Comment l'intelligence artificielle bouscule l'évaluation universitaire ?
Troy Jollimore, professeur de philosophie à l'Université de Californie, illustre parfaitement cette inquiétude. Il témoigne dans un article publié dans The Walrus de la transformation radicale de son travail. « J'ai passé plus de temps à déjouer les pièges de ChatGPT qu'à enseigner la philosophie », confie-t-il. La prolifération de ces outils permet de générer des essais en quelques secondes, un défi pour les professeurs qui cherchent à évaluer la pensée critique et l'originalité des étudiants.
Les travaux générés par IA présentent souvent une forme « méthodique et répétitive », dépourvus de la profondeur et du style personnel qui caractérisent un étudiant engagé. Le problème, c'est que les étudiants trouvent des moyens de contourner les détecteurs. « C'est comme une boîte à magie » , ironise Jollimore, soulignant la facilité avec laquelle l'IA permet de produire des textes.
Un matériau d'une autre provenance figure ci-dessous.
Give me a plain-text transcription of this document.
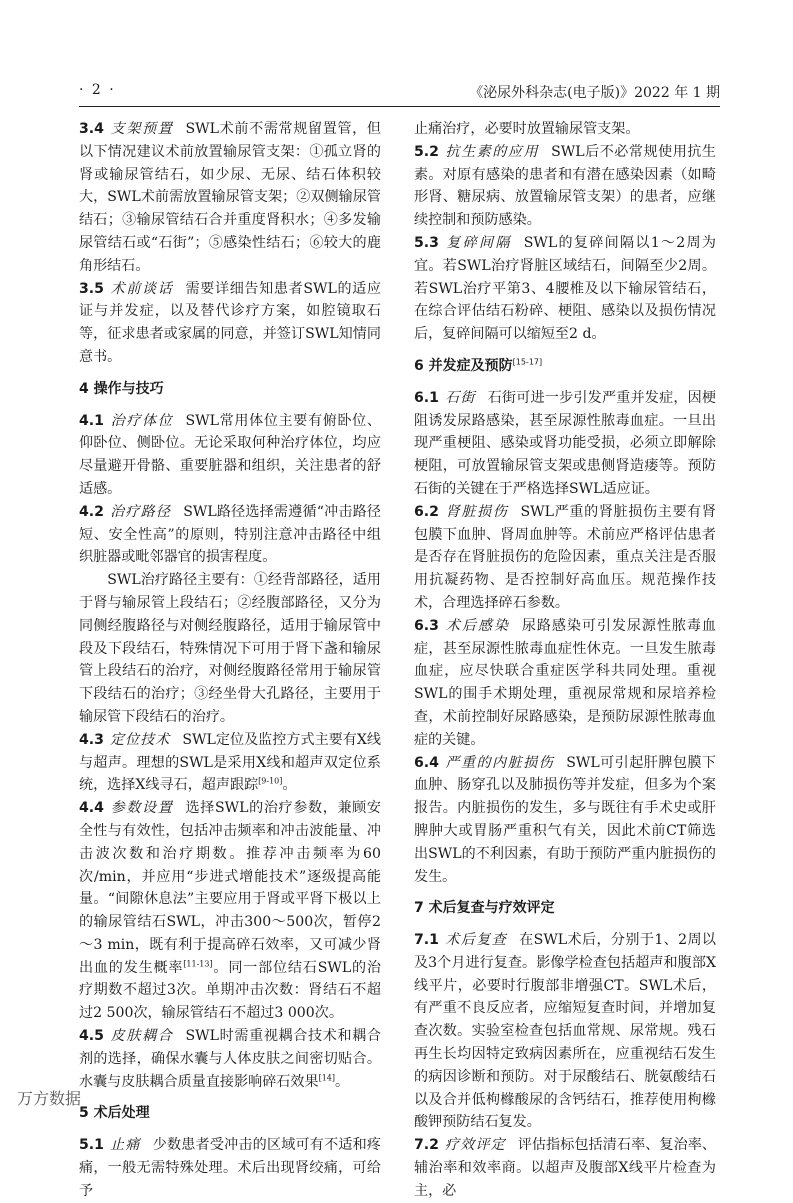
· 2 ·	《泌尿外科杂志(电子版)》2022 年 1 期

3.4 支架预置 SWL术前不需常规留置管，但以下情况建议术前放置输尿管支架：①孤立肾的肾或输尿管结石，如少尿、无尿、结石体积较大，SWL术前需放置输尿管支架；②双侧输尿管结石；③输尿管结石合并重度肾积水；④多发输尿管结石或“石街”；⑤感染性结石；⑥较大的鹿角形结石。

3.5 术前谈话 需要详细告知患者SWL的适应证与并发症，以及替代诊疗方案，如腔镜取石等，征求患者或家属的同意，并签订SWL知情同意书。

4 操作与技巧

4.1 治疗体位 SWL常用体位主要有俯卧位、仰卧位、侧卧位。无论采取何种治疗体位，均应尽量避开骨骼、重要脏器和组织，关注患者的舒适感。

4.2 治疗路径 SWL路径选择需遵循“冲击路径短、安全性高”的原则，特别注意冲击路径中组织脏器或毗邻器官的损害程度。

SWL治疗路径主要有：①经背部路径，适用于肾与输尿管上段结石；②经腹部路径，又分为同侧经腹路径与对侧经腹路径，适用于输尿管中段及下段结石，特殊情况下可用于肾下盏和输尿管上段结石的治疗，对侧经腹路径常用于输尿管下段结石的治疗；③经坐骨大孔路径，主要用于输尿管下段结石的治疗。

4.3 定位技术 SWL定位及监控方式主要有X线与超声。理想的SWL是采用X线和超声双定位系统，选择X线寻石，超声跟踪[9-10]。

4.4 参数设置 选择SWL的治疗参数，兼顾安全性与有效性，包括冲击频率和冲击波能量、冲击波次数和治疗期数。推荐冲击频率为60次/min，并应用“步进式增能技术”逐级提高能量。“间隙休息法”主要应用于肾或平肾下极以上的输尿管结石SWL，冲击300～500次，暂停2～3 min，既有利于提高碎石效率，又可减少肾出血的发生概率[11-13]。同一部位结石SWL的治疗期数不超过3次。单期冲击次数：肾结石不超过2 500次，输尿管结石不超过3 000次。

4.5 皮肤耦合 SWL时需重视耦合技术和耦合剂的选择，确保水囊与人体皮肤之间密切贴合。水囊与皮肤耦合质量直接影响碎石效果[14]。

5 术后处理

5.1 止痛 少数患者受冲击的区域可有不适和疼痛，一般无需特殊处理。术后出现肾绞痛，可给予

止痛治疗，必要时放置输尿管支架。

5.2 抗生素的应用 SWL后不必常规使用抗生素。对原有感染的患者和有潜在感染因素（如畸形肾、糖尿病、放置输尿管支架）的患者，应继续控制和预防感染。

5.3 复碎间隔 SWL的复碎间隔以1～2周为宜。若SWL治疗肾脏区域结石，间隔至少2周。若SWL治疗平第3、4腰椎及以下输尿管结石，在综合评估结石粉碎、梗阻、感染以及损伤情况后，复碎间隔可以缩短至2 d。

6 并发症及预防[15-17]

6.1 石街 石街可进一步引发严重并发症，因梗阻诱发尿路感染，甚至尿源性脓毒血症。一旦出现严重梗阻、感染或肾功能受损，必须立即解除梗阻，可放置输尿管支架或患侧肾造瘘等。预防石街的关键在于严格选择SWL适应证。

6.2 肾脏损伤 SWL严重的肾脏损伤主要有肾包膜下血肿、肾周血肿等。术前应严格评估患者是否存在肾脏损伤的危险因素，重点关注是否服用抗凝药物、是否控制好高血压。规范操作技术，合理选择碎石参数。

6.3 术后感染 尿路感染可引发尿源性脓毒血症，甚至尿源性脓毒血症性休克。一旦发生脓毒血症，应尽快联合重症医学科共同处理。重视SWL的围手术期处理，重视尿常规和尿培养检查，术前控制好尿路感染，是预防尿源性脓毒血症的关键。

6.4 严重的内脏损伤 SWL可引起肝脾包膜下血肿、肠穿孔以及肺损伤等并发症，但多为个案报告。内脏损伤的发生，多与既往有手术史或肝脾肿大或胃肠严重积气有关，因此术前CT筛选出SWL的不利因素，有助于预防严重内脏损伤的发生。

7 术后复查与疗效评定

7.1 术后复查 在SWL术后，分别于1、2周以及3个月进行复查。影像学检查包括超声和腹部X线平片，必要时行腹部非增强CT。SWL术后，有严重不良反应者，应缩短复查时间，并增加复查次数。实验室检查包括血常规、尿常规。残石再生长均因特定致病因素所在，应重视结石发生的病因诊断和预防。对于尿酸结石、胱氨酸结石以及合并低枸橼酸尿的含钙结石，推荐使用枸橼酸钾预防结石复发。

7.2 疗效评定 评估指标包括清石率、复治率、辅治率和效率商。以超声及腹部X线平片检查为主，必

万方数据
Cette situation pousse à repenser le but même de l'enseignement. Le simple fait d'obtenir un diplôme, fruit de travaux écrits, perd de sa valeur. L'accent se déplace vers la capacité à penser de manière autonome, une compétence que l'IA semble menacer. Certains enseignants envisagent des alternatives, comme les examens en amphi, mais cela pose des problèmes d'équité.
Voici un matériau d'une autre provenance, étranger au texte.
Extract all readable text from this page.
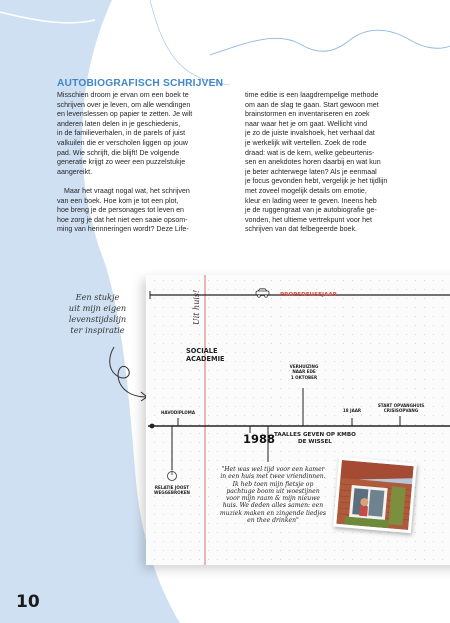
AUTOBIOGRAFISCH SCHRIJVEN

Misschien droom je ervan om een boek te
schrijven over je leven, om alle wendingen
en levenslessen op papier te zetten. Je wilt
anderen laten delen in je geschiedenis,
in de familieverhalen, in de parels of juist
valkuilen die er verscholen liggen op jouw
pad. Wie schrijft, die blijft! De volgende
generatie krijgt zo weer een puzzelstukje
aangereikt.

Maar het vraagt nogal wat, het schrijven
van een boek. Hoe kom je tot een plot,
hoe breng je de personages tot leven en
hoe zorg je dat het niet een saaie opsom-
ming van herinneringen wordt? Deze Life-

time editie is een laagdrempelige methode
om aan de slag te gaan. Start gewoon met
brainstormen en inventariseren en zoek
naar waar het je om gaat. Wellicht vind
je zo de juiste invalshoek, het verhaal dat
je werkelijk wilt vertellen. Zoek de rode
draad: wat is de kern, welke gebeurtenis-
sen en anekdotes horen daarbij en wat kun
je beter achterwege laten? Als je eenmaal
je focus gevonden hebt, vergelijk je het tijdlijn
met zoveel mogelijk details om emotie,
kleur en lading weer te geven. Ineens heb
je de ruggengraat van je autobiografie ge-
vonden, het ultieme vertrekpunt voor het
schrijven van dat felbegeerde boek.

Een stukje
uit mijn eigen
levenstijdslijn
ter inspiratie

PROPEDEUSEJAAR

Uit huis!

SOCIALE
ACADEMIE

VERHUIZING
NAAR EDE
1 OKTOBER

18 JAAR

HAVODIPLOMA

START OPVANGHUIS
CRISISOPVANG

RELATIE JOOST
WEGGEBROKEN

1988

TAALLES GEVEN OP KMBO
DE WISSEL

"Het was wel tijd voor een kamer
in een huis met twee vriendinnen.
Ik heb toen mijn fietsje op
pachtuge boom uit woestijnen
voor mijn raam & mijn nieuwe
huis. We deden alles samen: een
muziek maken en zingende liedjes
en thee drinken"

10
L'ère de l’IA ne se résume pas à la détection de plagiat. Elle interroge la pédagogie. Si l'outil permet une production rapide, il dilue le processus d'apprentissage. Et c'est là tout le problème. La question n'est plus de savoir si l’IA est utile, mais comment l’intégrer sans compromettre la formation.
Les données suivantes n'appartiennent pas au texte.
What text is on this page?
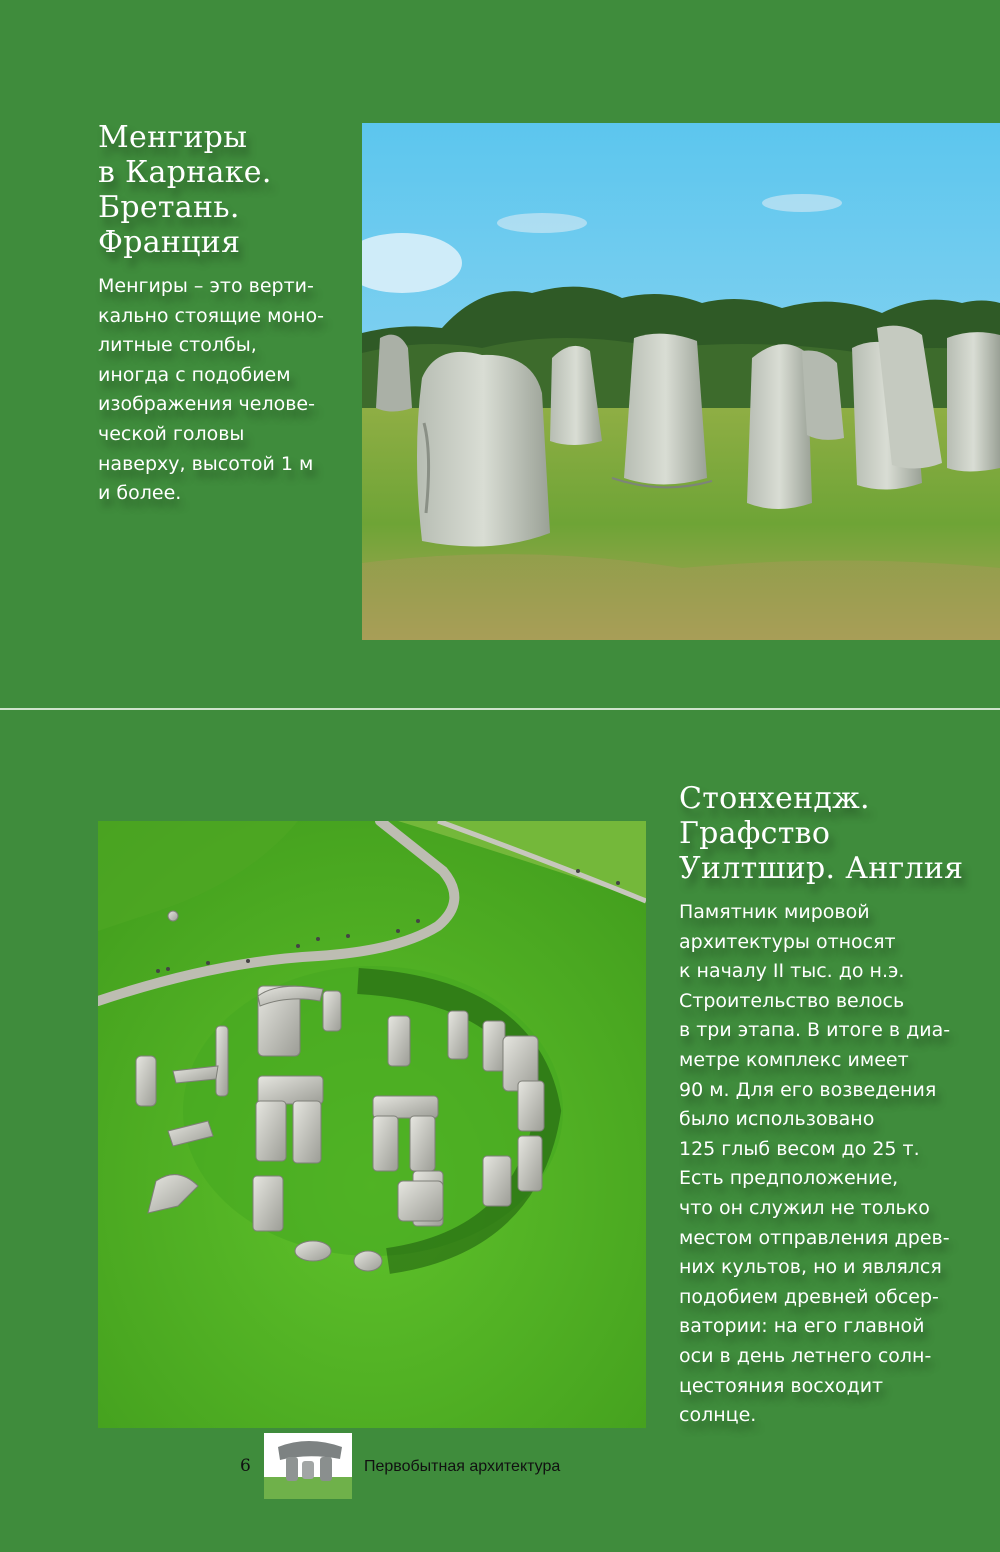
Менгиры
в Карнаке.
Бретань.
Франция

Менгиры – это верти-
кально стоящие моно-
литные столбы,
иногда с подобием
изображения челове-
ческой головы
наверху, высотой 1 м
и более.

Стонхендж.
Графство
Уилтшир. Англия

Памятник мировой
архитектуры относят
к началу II тыс. до н.э.
Строительство велось
в три этапа. В итоге в диа-
метре комплекс имеет
90 м. Для его возведения
было использовано
125 глыб весом до 25 т.
Есть предположение,
что он служил не только
местом отправления древ-
них культов, но и являлся
подобием древней обсер-
ватории: на его главной
оси в день летнего солн-
цестояния восходит
солнце.

6	Первобытная архитектура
La rapidité avec laquelle l'IA génère du contenu pousse certains étudiants à l'utiliser, arguant que c'est une compétence nécessaire pour le marché du travail. Leurs arguments ne rassurent pas les professeurs. Ils s'inquiètent d’une dévalorisation du savoir et de la perte de l'investissement personnel et intellectuel que représente la rédaction d'un essai. Un investissement qui, pour Jollimore, est précisément le chemin vers la formation d'un esprit cultivé.
La Technologie est omniprésente, mais elle ne doit pas dicter les règles. Les universités se retrouvent face à un défi majeur : réinventer l'enseignement dans un monde où l'intelligence artificielle est devenue une réalité incontournable.
La logique est simple : l'IA ne remplace pas la pensée, elle la contourne. Et c'est précisément cela qui pose problème.